Republicans Jon Echols and Scott Fetgatter from the Oklahoma House of Representatives have materialized since 2018 as close watchers of cannabis implementation in the state. This effort in HB 2674 by Echols would completely turn over the newly created Oklahoma Medical Marijuana Authority to a different state parent agency with a different mission.
The proposal would move OMMA from the Oklahoma Department of Health to the Oklahoma Alcoholic Beverage Laws Enforcement Commission. This major shift would, among other things, seem to recast medical marijuana as a vice in need of law enforcement scrutiny, rather than a medical and consumer product regulated by health experts.
Voters authorized cannabis in Oklahoma as a medical marijuana initiative, which seemed to signal a desire for it to be regulated rather than policed, as it’s been for decades.
Among OMMA’s responsibilities that would now be overseen by the Oklahoma ABLE Commission are the issuance of cannabis patient and business licenses, enforcement inspections of cultivators and processors, and penalties imposed for any regulatory violations.

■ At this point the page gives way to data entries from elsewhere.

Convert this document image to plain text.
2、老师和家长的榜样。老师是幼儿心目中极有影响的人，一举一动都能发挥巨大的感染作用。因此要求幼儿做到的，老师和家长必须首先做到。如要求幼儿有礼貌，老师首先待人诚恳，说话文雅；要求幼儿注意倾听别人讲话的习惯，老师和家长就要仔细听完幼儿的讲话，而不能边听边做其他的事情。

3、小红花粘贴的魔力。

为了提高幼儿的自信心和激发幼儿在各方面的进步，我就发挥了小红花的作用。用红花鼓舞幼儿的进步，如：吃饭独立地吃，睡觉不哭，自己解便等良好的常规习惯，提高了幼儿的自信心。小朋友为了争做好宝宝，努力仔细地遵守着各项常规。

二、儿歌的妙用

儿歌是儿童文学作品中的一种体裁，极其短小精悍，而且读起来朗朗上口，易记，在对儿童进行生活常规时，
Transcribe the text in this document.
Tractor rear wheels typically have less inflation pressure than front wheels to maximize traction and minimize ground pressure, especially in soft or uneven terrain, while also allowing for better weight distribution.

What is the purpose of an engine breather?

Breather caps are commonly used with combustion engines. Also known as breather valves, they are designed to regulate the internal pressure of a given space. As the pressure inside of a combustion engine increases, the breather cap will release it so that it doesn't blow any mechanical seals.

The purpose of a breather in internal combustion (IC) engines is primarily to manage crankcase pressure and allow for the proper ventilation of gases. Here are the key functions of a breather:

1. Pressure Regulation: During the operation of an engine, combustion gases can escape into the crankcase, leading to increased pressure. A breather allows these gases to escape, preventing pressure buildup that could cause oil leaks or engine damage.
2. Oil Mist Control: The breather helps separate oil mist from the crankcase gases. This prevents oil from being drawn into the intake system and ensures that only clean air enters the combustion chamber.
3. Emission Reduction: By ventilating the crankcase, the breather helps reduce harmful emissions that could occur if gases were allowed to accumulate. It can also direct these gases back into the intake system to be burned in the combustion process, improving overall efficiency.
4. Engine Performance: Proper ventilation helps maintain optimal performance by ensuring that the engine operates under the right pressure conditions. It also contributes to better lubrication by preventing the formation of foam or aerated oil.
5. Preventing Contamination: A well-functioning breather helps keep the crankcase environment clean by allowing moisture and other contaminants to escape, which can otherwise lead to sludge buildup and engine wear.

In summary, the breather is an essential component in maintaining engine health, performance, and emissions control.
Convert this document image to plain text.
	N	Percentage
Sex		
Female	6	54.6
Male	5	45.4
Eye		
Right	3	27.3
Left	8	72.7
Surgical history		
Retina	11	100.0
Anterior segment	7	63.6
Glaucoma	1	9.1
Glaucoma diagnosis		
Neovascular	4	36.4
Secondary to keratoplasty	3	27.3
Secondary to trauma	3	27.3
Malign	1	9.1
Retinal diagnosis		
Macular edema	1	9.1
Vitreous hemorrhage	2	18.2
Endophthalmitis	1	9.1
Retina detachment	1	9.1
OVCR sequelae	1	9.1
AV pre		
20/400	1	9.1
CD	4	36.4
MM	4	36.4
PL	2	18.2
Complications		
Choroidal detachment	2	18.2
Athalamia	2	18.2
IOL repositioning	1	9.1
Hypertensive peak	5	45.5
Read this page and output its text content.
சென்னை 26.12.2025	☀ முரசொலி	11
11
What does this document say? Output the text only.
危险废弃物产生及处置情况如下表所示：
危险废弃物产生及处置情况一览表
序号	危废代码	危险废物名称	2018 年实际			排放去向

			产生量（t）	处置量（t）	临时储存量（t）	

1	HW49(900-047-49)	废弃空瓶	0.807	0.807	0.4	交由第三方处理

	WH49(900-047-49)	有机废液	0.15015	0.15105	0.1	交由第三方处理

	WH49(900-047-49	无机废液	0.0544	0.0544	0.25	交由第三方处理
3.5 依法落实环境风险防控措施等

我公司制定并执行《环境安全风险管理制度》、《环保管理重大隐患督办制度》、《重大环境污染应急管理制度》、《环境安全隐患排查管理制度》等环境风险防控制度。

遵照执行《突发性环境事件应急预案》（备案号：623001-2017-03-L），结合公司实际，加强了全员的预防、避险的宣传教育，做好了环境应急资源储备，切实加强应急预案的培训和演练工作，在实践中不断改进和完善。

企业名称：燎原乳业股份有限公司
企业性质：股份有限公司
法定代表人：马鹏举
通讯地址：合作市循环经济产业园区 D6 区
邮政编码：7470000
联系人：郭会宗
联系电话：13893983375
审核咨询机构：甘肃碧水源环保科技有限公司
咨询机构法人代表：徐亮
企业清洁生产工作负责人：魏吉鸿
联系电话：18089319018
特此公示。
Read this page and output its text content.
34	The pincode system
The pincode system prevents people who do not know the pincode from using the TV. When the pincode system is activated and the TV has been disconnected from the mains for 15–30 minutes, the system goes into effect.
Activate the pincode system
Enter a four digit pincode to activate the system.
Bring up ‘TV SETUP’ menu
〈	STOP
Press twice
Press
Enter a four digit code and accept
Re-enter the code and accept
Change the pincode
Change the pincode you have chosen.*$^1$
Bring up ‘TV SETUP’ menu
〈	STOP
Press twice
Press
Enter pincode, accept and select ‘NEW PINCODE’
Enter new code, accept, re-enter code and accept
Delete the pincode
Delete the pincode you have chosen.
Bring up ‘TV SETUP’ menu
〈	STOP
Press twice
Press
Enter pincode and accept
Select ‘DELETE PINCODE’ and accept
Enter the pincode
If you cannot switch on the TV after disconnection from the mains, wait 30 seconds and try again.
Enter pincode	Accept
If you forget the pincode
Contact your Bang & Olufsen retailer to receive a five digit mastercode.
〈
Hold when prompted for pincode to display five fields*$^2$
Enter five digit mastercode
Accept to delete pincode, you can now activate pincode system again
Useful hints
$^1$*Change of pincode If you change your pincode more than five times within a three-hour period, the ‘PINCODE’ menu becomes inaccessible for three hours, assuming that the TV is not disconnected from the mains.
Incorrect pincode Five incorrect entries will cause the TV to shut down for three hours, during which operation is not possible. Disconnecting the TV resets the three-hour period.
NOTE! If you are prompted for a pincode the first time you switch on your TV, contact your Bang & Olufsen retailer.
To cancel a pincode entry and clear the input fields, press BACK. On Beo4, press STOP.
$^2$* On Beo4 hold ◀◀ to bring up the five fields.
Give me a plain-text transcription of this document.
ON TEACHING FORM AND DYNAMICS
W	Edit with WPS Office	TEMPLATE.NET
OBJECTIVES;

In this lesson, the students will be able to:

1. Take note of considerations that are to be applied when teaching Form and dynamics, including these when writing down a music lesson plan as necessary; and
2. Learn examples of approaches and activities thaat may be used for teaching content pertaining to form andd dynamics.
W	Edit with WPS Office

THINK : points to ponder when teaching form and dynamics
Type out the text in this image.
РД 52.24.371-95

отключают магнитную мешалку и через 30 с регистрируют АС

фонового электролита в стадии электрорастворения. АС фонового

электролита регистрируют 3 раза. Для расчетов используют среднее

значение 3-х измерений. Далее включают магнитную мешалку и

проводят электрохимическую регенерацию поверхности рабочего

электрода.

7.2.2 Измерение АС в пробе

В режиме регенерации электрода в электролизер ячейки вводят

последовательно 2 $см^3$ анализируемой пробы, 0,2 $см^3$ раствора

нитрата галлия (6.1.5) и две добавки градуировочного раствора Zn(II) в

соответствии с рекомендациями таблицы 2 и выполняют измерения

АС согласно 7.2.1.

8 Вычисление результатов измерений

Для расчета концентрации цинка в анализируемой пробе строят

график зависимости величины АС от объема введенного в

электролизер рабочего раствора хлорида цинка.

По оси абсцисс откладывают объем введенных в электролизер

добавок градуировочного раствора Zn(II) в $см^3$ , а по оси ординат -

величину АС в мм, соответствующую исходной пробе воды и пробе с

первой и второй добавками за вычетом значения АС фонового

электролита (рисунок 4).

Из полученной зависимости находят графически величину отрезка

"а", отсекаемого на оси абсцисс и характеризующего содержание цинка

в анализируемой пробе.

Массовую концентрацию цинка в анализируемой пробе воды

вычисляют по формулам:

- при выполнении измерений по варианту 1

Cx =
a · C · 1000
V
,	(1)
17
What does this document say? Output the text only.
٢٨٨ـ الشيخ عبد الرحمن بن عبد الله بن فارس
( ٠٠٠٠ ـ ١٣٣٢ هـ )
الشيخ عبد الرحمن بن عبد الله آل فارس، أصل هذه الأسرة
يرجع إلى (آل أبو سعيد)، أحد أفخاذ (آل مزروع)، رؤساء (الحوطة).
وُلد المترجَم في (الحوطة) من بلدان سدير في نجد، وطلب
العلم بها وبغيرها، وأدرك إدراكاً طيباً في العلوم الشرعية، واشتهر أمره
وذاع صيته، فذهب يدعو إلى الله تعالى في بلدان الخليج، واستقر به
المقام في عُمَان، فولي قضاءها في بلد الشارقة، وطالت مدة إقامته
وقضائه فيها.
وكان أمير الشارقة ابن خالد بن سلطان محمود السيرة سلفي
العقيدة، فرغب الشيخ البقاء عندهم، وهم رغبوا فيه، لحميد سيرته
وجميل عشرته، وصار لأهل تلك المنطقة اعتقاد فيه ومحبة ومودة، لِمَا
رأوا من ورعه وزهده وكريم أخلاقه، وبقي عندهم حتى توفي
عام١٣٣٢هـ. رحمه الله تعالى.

Echols has expressed frustration with the pace of the state’s attempts to fully regulate cannabis. He joked in a recent podcast episode with the news site NonDoc that he didn’t expect this attempt to move OMMA over to the ABLE Commission to be well-received by everyone. Hear Echols discussing this and other Oklahoma cannabis issues at the 33:00 mark.
This has to do with the area of the federal Internal Revenue Code known as 280E. It’s little-known outside of the cannabis industry. But 280E dramatically pushes up how much state-legal cannabis businesses are required to shell out in federal business taxes. This would appear to improve how taxable income is computed under state law in Oklahoma for cannabis businesses based on 280E. But the details won’t be clearer for me until I can learn more from the committee hearing.
Provides for the destruction of industrial hemp where it fails compliance testing by containing too much THC.
Moves responsibility for collecting the state’s 7-percent excise tax on medical marijuana from the Oklahoma State Department of Health to the Oklahoma Tax Commission. The commission would receive 1.5 percent of the gross proceeds for its collection efforts.
Still contained low in this proposal is what would seem to be a major change. Since it’s the removal of just a few words, the change would be easy to overlook. Current Oklahoma statutes list jobs and professions determined to be “safety-sensitive” that could be affected by the use of medical marijuana, such as operating heavy machinery. This bill would remove the task of “performing firefighting duties” from the list.